The Afghan Taliban opened an office in Qatar last Tuesday in a step towards talks as the US-led NATO combat mission prepares to leave Afghanistan in 2014 despite a resilient Taliban insurgency 12 years after they were ousted following the 9/11 attacks.
But Afghan President Hamid Karzai reacted furiously to the office being styled as a Taliban government-in-exile under the rebels' white flag and using the formal name of the "Islamic Emirate Of Afghanistan" from their hardline 1996-2001 regime.
Kabul, which says it is committed to the peace process, insisted that the Qatar office be used for only direct negotiations between the Taliban and the Afghan government.
In Kabul on Monday, Dobbins said Washington had been "outraged" at the manner in which the Taliban opened the office, saying it was "inconsistent" with assurances the United States had given and received.

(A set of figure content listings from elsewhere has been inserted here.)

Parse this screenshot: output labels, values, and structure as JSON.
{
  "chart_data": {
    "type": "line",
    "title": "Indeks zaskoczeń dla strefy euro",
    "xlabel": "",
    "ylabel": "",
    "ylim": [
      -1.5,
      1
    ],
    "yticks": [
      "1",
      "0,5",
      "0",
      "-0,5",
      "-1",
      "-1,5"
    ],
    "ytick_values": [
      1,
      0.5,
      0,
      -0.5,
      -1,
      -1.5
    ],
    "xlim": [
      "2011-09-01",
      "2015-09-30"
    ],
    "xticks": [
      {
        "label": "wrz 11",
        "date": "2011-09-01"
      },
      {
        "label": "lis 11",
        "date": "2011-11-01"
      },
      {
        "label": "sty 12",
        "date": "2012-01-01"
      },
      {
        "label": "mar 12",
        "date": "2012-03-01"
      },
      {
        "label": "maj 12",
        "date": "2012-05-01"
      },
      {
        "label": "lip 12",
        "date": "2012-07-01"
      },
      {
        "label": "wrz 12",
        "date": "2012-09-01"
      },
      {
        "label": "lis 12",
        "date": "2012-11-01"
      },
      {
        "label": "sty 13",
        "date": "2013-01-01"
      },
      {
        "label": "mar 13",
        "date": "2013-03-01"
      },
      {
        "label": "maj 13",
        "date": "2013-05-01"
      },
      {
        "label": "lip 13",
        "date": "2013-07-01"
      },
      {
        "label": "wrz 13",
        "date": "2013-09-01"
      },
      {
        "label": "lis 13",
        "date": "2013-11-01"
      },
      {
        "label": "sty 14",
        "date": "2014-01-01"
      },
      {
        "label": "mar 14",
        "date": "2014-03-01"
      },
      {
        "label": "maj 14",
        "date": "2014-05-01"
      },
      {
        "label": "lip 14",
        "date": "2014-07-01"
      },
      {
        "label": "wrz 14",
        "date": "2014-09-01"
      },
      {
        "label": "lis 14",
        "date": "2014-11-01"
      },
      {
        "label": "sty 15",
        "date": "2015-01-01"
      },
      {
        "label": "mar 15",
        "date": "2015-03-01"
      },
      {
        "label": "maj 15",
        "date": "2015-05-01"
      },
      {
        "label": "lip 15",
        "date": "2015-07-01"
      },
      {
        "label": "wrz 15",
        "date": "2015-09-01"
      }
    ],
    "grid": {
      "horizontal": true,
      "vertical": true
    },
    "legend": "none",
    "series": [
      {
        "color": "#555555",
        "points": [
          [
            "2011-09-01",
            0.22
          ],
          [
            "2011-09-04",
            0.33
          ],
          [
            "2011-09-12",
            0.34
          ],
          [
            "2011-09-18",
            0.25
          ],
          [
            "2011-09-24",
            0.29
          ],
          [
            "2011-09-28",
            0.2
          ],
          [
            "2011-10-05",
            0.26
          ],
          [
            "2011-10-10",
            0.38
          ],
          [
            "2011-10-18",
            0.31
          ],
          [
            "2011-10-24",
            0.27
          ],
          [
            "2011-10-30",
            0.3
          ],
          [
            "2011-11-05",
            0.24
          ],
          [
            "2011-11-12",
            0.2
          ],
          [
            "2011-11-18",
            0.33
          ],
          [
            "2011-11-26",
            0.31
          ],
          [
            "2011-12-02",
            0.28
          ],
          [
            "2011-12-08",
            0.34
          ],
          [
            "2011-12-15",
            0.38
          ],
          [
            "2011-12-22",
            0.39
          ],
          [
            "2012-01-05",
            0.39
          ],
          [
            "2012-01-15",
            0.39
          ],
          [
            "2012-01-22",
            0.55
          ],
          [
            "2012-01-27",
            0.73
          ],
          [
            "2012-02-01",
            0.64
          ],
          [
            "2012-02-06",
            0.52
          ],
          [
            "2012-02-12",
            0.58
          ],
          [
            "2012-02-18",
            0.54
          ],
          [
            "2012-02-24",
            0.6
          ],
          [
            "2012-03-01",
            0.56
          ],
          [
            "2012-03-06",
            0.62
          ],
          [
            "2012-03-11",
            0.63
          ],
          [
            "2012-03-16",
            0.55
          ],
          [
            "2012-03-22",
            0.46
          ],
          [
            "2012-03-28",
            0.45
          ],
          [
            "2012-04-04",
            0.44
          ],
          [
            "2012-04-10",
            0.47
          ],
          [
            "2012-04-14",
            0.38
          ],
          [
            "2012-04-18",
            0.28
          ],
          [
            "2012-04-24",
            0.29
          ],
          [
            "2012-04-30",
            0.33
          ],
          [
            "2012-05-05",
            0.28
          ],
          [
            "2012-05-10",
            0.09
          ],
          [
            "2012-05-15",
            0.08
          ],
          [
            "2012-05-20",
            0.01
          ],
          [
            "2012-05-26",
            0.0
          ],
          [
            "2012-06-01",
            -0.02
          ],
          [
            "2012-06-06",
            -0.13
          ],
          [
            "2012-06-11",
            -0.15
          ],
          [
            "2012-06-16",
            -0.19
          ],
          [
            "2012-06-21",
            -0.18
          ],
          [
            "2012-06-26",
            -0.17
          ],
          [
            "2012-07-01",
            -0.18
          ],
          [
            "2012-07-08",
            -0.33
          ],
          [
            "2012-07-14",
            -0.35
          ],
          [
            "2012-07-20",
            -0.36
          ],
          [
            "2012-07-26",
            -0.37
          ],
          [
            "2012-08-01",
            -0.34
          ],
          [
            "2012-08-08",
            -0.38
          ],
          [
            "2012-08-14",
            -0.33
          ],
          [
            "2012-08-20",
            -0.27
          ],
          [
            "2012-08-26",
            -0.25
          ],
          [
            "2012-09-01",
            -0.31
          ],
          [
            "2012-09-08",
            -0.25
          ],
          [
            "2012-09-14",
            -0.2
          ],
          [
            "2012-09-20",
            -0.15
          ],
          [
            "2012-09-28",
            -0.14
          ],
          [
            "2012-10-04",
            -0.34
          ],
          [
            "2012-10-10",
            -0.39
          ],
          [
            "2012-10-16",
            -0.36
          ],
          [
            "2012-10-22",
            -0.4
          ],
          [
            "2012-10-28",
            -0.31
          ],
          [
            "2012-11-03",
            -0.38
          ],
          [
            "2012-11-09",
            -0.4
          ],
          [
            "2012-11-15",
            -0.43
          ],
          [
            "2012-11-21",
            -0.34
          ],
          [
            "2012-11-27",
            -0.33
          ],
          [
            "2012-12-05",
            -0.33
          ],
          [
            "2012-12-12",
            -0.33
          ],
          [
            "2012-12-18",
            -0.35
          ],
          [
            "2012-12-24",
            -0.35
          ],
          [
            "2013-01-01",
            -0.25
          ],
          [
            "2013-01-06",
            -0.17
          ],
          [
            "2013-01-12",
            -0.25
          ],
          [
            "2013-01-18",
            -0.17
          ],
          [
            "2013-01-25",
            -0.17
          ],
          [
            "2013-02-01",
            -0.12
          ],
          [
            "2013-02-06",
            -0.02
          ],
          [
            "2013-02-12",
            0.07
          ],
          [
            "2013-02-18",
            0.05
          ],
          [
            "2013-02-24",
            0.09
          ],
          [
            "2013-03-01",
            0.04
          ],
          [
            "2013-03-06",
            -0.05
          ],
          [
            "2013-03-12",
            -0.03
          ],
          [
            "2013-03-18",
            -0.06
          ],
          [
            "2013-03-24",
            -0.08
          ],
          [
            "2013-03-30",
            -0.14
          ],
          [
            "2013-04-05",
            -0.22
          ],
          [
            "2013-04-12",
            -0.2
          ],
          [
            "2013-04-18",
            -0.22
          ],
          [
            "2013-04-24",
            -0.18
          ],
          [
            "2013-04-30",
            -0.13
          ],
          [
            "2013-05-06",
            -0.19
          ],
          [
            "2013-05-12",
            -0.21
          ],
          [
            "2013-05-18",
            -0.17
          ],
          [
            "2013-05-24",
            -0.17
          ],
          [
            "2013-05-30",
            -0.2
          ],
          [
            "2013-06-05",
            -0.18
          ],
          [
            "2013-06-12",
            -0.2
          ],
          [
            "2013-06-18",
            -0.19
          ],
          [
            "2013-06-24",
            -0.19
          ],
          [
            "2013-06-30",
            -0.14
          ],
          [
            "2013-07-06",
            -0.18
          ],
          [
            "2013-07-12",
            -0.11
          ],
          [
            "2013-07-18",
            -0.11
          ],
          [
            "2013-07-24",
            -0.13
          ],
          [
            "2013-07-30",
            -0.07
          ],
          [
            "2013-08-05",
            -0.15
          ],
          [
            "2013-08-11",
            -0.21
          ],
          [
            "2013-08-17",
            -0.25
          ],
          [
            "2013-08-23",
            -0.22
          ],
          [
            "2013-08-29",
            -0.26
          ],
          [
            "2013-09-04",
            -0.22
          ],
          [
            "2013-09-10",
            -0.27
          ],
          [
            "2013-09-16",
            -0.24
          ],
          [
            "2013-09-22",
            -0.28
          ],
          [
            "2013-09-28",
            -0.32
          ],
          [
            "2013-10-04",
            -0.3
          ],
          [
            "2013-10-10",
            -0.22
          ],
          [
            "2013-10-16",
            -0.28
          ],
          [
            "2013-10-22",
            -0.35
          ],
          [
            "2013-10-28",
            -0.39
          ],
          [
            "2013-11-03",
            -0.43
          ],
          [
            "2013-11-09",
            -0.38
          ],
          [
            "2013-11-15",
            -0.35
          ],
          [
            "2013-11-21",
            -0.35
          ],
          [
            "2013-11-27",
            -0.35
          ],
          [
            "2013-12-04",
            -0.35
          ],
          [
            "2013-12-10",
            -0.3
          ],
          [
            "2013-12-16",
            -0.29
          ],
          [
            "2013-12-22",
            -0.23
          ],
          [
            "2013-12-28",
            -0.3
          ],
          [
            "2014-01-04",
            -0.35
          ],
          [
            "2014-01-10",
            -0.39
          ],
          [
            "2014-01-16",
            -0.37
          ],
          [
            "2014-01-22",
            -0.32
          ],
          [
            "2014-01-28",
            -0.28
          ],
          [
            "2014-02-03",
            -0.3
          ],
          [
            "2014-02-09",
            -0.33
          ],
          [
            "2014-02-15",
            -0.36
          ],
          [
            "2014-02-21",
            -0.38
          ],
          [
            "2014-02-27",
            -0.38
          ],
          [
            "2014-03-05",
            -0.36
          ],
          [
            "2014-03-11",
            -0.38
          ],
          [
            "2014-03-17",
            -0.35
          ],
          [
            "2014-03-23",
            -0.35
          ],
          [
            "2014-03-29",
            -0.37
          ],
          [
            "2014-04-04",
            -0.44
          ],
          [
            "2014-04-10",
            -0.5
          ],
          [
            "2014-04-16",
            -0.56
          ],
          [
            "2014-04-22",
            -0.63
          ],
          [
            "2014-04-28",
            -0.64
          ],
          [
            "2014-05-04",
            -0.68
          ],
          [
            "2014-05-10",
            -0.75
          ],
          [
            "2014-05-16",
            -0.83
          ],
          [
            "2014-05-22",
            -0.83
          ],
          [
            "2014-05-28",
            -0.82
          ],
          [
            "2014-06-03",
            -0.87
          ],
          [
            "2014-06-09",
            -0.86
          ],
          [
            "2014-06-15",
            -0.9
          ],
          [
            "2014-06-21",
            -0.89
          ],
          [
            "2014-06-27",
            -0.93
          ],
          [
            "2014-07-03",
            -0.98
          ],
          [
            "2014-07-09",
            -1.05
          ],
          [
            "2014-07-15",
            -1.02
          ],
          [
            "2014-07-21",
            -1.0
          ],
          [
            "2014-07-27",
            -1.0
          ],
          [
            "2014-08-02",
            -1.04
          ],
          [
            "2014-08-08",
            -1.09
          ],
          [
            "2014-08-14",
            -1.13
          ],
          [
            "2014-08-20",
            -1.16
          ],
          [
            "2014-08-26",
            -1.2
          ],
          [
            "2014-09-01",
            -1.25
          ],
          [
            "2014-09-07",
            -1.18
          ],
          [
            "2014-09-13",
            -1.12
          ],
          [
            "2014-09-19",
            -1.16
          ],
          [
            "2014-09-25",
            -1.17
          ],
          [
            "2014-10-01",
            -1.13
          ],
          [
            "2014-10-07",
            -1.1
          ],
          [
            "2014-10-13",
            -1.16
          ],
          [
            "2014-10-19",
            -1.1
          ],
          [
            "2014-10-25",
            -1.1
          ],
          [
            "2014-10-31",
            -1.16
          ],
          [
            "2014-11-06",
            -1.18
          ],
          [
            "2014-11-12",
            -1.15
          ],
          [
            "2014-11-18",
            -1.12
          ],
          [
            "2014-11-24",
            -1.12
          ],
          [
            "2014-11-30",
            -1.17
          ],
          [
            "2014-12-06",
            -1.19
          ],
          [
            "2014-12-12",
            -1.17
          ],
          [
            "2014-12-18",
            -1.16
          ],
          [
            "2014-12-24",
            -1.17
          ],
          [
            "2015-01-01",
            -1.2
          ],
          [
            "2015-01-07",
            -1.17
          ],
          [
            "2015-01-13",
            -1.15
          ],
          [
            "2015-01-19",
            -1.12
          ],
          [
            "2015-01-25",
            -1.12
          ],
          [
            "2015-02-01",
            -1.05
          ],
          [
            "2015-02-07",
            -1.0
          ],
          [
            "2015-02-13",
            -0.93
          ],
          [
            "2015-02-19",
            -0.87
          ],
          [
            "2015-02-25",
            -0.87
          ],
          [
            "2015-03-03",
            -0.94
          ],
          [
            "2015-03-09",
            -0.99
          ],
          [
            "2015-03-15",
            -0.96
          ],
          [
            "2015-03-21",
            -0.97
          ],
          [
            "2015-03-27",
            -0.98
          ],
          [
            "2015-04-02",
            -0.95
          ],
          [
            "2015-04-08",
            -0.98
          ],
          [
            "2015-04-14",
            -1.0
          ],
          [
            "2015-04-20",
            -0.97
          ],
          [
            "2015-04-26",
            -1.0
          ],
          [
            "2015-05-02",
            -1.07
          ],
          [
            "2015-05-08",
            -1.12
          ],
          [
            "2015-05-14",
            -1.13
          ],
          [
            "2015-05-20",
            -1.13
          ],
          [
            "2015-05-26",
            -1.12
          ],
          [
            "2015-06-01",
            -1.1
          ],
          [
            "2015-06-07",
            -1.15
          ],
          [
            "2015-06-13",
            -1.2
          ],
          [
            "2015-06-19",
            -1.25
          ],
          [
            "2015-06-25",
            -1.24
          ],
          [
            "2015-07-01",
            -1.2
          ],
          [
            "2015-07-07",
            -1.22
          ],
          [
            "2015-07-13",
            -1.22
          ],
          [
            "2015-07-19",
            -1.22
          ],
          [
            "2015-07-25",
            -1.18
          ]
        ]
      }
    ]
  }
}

Some experts have suggested that Pakistan likely played a key role in persuading a reluctant Taliban to consider tentative peace talks with its American and Afghan government foes.
Western capitals believe that Pakistan can play a crucial role in helping to get the Taliban to the negotiating table as it was one of only three countries to recognise its 1996-2001 regime in Kabul.